A homenagem à eterna Cássia uniu gerações e corações. No palco, a inquietude de Chico Chico trouxe energia extra, enquanto Nando se deixava guiar pela memória da amiga. Entre as músicas que embalaram a noite estavam “Malandragem”, “Partido Alto”, “Coroné Antônio Bento”, “Top Top”, “As Coisas Tão Mais Lindas” e “E.T.C.”. Antes de cantar “All Star”, Nando contou a história que fez o Coala ficar em silêncio por dois minutos e meio:
“Eu tive uma felicidade imensa, num período relativamente curto da minha vida. Não só conviver, trabalhar, produzir com Cássia… nesses anos de convivência fiquei impressionadíssimo, impactadíssimo com a descoberta do que era ela e o que ela provocava em mim. Escrevi uma canção tentando pôr em palavras esse feito e, quando mostrei a ela, a primeira reação foi nenhuma. Fiquei extremamente desconcertado, achando que era uma exposição e que talvez houvesse uma falta de simetria entre a minha devoção e o que não ocorria no inverso. No entanto, para minha surpresa, anos depois, sem que eu soubesse, em um show em que eu fazia a direção musical, ela passou a cantar essa canção. Foi a forma que ela respondeu que sim, que não achava estranho que eu me apaixonasse por ela.”
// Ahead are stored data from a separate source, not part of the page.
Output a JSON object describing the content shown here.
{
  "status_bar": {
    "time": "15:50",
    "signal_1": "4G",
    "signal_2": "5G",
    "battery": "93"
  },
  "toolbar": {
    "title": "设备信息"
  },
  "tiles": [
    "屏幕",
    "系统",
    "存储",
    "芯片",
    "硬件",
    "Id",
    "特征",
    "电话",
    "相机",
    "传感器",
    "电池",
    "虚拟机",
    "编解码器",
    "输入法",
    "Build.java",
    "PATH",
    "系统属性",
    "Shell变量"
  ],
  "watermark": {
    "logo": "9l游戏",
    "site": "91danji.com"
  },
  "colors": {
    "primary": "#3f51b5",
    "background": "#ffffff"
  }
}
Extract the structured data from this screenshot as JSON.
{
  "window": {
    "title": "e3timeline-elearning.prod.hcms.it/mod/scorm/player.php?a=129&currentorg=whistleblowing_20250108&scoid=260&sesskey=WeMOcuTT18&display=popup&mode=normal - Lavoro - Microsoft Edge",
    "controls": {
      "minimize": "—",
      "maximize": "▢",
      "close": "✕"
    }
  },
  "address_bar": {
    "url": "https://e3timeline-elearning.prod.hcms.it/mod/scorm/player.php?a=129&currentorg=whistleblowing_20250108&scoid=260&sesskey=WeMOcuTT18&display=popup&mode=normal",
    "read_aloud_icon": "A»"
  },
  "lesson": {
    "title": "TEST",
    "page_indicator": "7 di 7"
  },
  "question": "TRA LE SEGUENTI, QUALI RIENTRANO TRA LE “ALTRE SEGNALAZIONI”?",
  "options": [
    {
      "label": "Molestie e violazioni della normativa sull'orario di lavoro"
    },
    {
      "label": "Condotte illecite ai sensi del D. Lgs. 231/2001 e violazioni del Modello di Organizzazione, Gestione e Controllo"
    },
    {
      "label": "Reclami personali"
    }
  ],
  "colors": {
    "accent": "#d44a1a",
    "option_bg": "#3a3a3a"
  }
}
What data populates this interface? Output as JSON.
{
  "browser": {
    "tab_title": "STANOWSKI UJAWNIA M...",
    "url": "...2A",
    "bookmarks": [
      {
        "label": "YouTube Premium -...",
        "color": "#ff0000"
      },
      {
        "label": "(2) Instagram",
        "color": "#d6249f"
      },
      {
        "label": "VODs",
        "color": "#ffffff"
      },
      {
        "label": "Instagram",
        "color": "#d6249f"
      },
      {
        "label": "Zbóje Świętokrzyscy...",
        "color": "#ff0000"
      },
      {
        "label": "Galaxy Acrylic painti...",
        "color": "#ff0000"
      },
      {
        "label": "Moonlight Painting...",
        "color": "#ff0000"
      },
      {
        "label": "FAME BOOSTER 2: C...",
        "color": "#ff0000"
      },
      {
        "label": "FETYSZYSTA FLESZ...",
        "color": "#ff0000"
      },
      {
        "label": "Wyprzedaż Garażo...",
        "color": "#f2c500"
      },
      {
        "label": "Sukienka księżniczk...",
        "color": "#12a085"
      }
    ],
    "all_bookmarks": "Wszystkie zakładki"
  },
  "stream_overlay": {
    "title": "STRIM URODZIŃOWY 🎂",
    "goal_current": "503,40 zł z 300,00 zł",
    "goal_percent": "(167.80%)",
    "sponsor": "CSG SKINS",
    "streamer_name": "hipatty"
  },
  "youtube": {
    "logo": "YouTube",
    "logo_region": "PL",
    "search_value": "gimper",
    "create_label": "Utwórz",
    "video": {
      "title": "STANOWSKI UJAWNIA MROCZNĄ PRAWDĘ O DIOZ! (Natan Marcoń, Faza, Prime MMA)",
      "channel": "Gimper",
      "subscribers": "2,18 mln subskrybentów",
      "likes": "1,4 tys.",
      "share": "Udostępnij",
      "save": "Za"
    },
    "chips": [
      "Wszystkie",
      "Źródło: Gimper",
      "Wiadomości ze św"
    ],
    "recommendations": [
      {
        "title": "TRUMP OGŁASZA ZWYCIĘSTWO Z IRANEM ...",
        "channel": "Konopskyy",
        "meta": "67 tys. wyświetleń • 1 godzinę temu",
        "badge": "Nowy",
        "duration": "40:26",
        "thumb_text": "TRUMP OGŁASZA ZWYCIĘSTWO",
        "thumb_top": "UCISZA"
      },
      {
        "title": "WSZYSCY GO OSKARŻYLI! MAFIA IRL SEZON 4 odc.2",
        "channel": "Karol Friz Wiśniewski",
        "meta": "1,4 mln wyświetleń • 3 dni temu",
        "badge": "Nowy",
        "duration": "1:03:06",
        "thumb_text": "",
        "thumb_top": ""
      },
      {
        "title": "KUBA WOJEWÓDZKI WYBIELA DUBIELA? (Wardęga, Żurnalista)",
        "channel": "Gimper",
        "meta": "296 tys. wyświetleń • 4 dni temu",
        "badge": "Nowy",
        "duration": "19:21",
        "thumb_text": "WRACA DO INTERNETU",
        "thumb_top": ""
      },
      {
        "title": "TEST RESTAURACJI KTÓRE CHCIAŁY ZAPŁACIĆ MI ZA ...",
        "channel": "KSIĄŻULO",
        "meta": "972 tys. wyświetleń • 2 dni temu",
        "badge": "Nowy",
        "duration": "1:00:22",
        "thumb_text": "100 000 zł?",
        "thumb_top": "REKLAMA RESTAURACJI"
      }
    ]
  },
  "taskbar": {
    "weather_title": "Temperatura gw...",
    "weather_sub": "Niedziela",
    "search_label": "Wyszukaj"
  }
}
O público acompanhou em coro arrebatador, enquanto Chico Chico e Nando, ao violão, observavam a multidão em sintonia perfeita. No bis, a emoção atingiu o auge: a dupla voltou para repetir “Segundo Sol” e “All Star”, deixando o público em lágrimas neste encontro histórico que reafirmou o legado de uma das vozes mais potentes da música brasileira já teve.
Antes, Black Alien celebrou os 20 anos do clássico “Babylon by Gus – Vol. 1: O Ano do Macaco“ em um show eletrizante. Ele abriu a noite apenas com guitarra e voz em “Take Ten”, conquistando o público logo nos primeiros acordes. Na sequência, vieram faixas como “From Hell do Céu”, “América 21”, “Primeiro de Dezembro”, além de “Que Nem o Meu Cachorro” e “Como Eu Te Quero”, cantadas em coro pela plateia. O retorno ao Coala, após a performance memorável de 2022, foi marcado por emoção: ovacionado pelo nome de batismo, Gustavo, o rapper deixou escapar a sensibilidade ao dizer que “cantava rap e não podia chorar em público”, provando que rimas e lágrimas podem dividir o mesmo palco.
Em seguida, Silva trouxe um clima romântico ao festival, abrindo com “Fica Tudo Bem” e seguindo com sucessos como “Soprou” e “Duas da Tarde”, que transformaram o Memorial da América Latina em pista de dança. O cantor ainda surpreendeu ao emendar “Magnólia”, de Jorge Ben Jor, em arranjo especial com o quarteto de metais. Homenageou ícones da música brasileira em releituras de “Eu Amo Você” (Tim Maia), “Amor Igual Ao Teu” (Cidade Negra), “Sorte” (Caetano Veloso) e “Beija Eu” (Marisa Monte). O ápice veio no encerramento com “A Cor É Rosa”, cantada em coro emocionado, e “Já Era”, que deixou o público em festa.
A chuva, que era esperada para o sábado, deu as caras apenas como garoa durante o show da Terno Rei, criando atmosfera perfeita para o som indie da banda. Com mais de uma década de carreira, o grupo apresentou os sucessos de “Violeta“ (2019), que ultrapassaram 16 milhões de streams, e músicas do mais recente trabalho, “Nenhuma Estrela” (2024), incluindo a parceria com Lô Borges em “Relógio”.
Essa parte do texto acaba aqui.